The backdrop to all these questions is American alarm over the deep cuts being made by all the European allies in their defense budgets because of debt concerns. Libya has “revealed some of the strains that the U.K. is suffering in the operations of its military,” said Stephen Flanagan, a senior National Security Council and State Department staffer during the Clinton presidency and now at CSIS. “So this has led to the question of how long can we keep this up?”
While in Deauville, the president will meet with Russian President Dimitry Medvedev and Japanese Prime Minister Naoto Kan as well as with a group of nine African leaders brought to the summit by French President Nicolas Sarkozy. He will meet with a similarly large group the next day when he goes to Poland.

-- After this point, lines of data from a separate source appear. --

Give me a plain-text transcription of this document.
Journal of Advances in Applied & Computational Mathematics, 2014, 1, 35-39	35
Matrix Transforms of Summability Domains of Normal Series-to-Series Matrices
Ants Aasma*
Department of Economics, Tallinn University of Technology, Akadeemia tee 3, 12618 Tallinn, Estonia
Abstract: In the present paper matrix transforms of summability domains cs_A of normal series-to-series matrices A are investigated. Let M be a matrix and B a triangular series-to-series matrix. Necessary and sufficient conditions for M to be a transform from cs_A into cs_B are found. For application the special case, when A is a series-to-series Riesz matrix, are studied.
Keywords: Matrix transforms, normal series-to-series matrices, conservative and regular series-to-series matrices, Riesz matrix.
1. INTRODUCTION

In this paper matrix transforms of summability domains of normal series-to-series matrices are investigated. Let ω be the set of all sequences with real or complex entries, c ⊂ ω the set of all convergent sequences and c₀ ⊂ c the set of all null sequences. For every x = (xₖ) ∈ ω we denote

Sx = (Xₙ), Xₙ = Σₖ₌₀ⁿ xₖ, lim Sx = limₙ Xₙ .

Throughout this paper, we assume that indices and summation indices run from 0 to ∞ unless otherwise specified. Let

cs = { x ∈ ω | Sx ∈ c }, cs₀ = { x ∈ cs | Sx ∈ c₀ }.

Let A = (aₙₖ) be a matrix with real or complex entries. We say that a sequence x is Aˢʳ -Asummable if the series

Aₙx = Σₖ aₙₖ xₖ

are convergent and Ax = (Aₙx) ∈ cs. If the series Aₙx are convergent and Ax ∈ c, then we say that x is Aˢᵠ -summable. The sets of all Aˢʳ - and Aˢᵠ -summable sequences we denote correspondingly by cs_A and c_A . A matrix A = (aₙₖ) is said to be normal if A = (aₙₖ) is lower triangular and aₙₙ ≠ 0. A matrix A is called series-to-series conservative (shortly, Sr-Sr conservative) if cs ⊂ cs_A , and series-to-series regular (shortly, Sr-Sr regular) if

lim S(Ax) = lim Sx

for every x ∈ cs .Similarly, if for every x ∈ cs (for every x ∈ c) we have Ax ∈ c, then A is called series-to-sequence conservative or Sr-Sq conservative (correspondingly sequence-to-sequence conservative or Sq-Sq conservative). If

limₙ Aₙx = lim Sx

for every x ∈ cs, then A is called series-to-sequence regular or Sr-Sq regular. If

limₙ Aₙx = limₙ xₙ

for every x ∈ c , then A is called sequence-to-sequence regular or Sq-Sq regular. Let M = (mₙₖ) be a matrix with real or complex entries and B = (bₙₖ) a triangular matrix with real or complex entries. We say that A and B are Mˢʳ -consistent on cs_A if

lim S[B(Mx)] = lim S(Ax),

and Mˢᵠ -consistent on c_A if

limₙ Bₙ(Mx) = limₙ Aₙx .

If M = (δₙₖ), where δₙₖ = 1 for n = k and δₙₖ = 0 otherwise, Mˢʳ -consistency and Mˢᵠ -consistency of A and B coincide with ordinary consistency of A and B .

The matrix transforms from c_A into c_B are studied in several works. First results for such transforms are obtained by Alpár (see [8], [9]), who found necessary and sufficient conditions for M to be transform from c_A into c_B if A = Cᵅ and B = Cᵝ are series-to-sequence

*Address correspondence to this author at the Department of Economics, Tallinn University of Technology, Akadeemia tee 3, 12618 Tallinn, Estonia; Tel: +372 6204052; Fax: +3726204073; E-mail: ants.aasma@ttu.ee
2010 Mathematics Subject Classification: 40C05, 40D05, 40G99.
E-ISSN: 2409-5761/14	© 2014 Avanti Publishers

In Warsaw, Obama will participate in the final session of a meeting of leaders from Central and Eastern Europe.
U.S.-Polish relations have been troubled since the start of the Obama administration when the new president embarrassed Warsaw by canceling a planned missile defense system strongly opposed by Russia. It took a year to hammer out an amended agreement, with a missile defense site in Poland now expected to become operational in 2018. But there is still a need for Obama to arrive in Warsaw with “a message of reassurance to Poland, righting a relationship that got off on the wrong foot in 2009,” said Conley.
During this trip, the president is expected to give Poland something else it has been requesting for some time—the basing of some American warplanes on Polish soil. Obama will announce that a squadron of F-16s will be shifted in 2013 from Aviano, Italy, to the central Polish town of Lask.
But the Poles are decidedly unhappy with Washington over another issue that has long been a sticking point in U.S.-Polish relations—the administration’s reluctance to include Poland in the program that permits Polish citizens to travel to the United States without a visa. Obama has promised to resolve the issue before he leaves the White House, but early indications are that it is not yet done. This “resonates badly among Polish society,” said ambassador Kupiecki. “We understand... how complex the situation is in the United States. But there is no logical explanation currently for the situation.”
At the White House, Rhodes made no promises. “We have been working this very hard and have made progress,” he said Friday. “It’s not a simple matter,” he added.
In some ways, the Polish stop is a belated make-up of a visit the president planned to make last year after a tragic plane crash killed the Polish president, his wife, and much of the top civilian and military leadership of the government. Obama intended to attend the funeral. But he was thwarted by a cloud of ash that hovered over Europe at the time in the wake of a volcano in Iceland. Now, the president will honor the victims with a wreathlaying.